Но тут было не только любопытство. Ведь я собственными глазами минувшим вечером видел маленькую фрёкен Лунде и знал, что с ней пытались сделать. И мне нравилась Виктория с ее темной челкой над умным худеньким личиком — тоненькая, дурно одетая и невзлюбившая свою мачеху Виктория. Девушка, которой можно было приказать сделать книксен и идти мыть посуду.
Была еще одна причина — более веская, чем мое врожденное любопытство. Дело в том, что я вдруг поверил в искренность полковника Лунде, И мне было не по себе от мысли, что Виктории угрожает опасность.
Даже очень не по себе.
— Я принимаю ваше предложение, — сказал я — Мне полагается в школе полугодовой отпуск. Но сначала мне надо уладить кое-какие дела. После этого я могу приступить к своим обязанностям, Когда мне явиться?
Темные глаза на сухом смуглом лице были устремлены прямо на меня. Я пытался прочесть, что в них было написано. И я не мог прочесть ничего, кроме облегчения.
— Приходите сегодня вечером, доцент Бакке.
Меня произвели в адъютанты.
Было не больше десяти часов утра.
Я сидел у себя в комнате. Передо мной на письменном столе лежала телефонная книга.
Я должен был найти каменотеса. Того самого каменотеса, который высек надпись на надгробии Виктории Лунде.
Телефонная книга была раскрыта на списке учреждений и фирм, и я изучал графу «Каменоломни, каменотесы—шлифовка и экспорт камня». В подзаголовке указывалось: «Смотри также: Надгробные памятники». Я был уверен, что я на правильном пути. Люси сказала: звонил каменотес. А раз так, его фамилия должна значиться в этом списке.
Я был в цейтноте. Ведь я отлично знал, что предпримет уголовная полиция города Осло. Она предпримет в точности то же самое: начнет искать каменотеса.
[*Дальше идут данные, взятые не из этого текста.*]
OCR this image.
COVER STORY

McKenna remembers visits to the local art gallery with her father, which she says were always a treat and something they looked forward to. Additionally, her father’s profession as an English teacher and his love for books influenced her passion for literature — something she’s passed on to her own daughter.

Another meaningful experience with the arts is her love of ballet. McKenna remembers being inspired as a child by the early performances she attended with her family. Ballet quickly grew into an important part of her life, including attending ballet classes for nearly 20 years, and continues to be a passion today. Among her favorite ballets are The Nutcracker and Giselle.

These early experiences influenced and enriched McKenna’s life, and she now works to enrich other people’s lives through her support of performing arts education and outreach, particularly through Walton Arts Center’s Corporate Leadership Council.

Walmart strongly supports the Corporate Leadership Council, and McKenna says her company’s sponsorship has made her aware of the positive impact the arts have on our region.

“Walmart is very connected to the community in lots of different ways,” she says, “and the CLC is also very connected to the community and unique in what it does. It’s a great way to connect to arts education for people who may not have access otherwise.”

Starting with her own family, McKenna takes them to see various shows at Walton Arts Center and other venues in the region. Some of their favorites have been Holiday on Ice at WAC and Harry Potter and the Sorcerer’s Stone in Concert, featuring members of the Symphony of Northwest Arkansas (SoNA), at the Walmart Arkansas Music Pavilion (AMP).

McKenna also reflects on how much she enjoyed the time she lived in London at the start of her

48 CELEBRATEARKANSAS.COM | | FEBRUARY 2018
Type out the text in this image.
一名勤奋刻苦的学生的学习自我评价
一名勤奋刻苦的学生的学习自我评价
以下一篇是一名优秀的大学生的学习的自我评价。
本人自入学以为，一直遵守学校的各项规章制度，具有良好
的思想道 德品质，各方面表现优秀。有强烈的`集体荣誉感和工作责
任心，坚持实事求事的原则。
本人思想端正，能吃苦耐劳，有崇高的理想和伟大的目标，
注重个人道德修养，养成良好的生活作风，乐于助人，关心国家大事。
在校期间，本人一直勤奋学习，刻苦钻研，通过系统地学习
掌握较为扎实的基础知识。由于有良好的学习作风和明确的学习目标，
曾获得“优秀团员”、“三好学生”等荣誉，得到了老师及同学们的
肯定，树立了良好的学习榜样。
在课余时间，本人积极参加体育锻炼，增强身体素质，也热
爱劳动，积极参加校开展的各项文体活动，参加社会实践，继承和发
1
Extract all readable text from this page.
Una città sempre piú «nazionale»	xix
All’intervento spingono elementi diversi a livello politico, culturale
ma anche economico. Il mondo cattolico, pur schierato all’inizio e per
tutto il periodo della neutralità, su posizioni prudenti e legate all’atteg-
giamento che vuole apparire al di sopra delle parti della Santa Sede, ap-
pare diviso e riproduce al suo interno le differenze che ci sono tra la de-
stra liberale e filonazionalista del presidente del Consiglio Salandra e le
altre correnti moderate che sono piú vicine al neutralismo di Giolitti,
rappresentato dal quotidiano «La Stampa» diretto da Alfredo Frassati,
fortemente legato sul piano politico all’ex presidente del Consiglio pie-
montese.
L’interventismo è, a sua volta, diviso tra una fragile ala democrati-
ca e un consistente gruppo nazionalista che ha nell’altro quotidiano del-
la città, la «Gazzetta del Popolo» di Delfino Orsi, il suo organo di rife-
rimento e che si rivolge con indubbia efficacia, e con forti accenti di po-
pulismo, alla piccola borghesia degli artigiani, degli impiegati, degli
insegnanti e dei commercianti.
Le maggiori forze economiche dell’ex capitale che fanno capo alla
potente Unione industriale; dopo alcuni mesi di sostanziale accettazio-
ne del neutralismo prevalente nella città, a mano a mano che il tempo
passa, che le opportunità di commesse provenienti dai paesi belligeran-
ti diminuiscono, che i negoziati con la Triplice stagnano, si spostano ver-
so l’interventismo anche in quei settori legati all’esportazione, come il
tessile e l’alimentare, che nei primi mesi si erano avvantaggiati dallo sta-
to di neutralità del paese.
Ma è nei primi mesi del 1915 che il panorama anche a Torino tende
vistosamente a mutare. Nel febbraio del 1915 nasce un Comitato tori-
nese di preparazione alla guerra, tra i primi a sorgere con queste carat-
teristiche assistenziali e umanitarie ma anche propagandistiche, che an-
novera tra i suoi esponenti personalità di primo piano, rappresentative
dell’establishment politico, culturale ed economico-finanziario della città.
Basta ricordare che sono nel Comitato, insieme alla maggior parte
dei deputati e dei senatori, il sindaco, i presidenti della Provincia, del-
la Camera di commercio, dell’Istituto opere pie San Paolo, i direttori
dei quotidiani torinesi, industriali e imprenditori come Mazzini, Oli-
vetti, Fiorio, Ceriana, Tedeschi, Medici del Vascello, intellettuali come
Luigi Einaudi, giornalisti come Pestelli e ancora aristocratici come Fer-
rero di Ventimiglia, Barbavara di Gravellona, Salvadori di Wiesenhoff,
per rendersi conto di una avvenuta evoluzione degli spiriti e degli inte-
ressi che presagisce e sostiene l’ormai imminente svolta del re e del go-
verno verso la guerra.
Но уголовная полиция будет действовать дотошно, педантично, а я — нет.
Я не знал, скольких людей Карл-Юрген Халл отрядил для этой работы, я мог только предполагать. Два человека — быть может, три. Я надеялся, что не больше двух. Тогда они поделят соответствующую графу в телефонной книге на две части — точно посередине, — и каждый станет прочесывать свой список.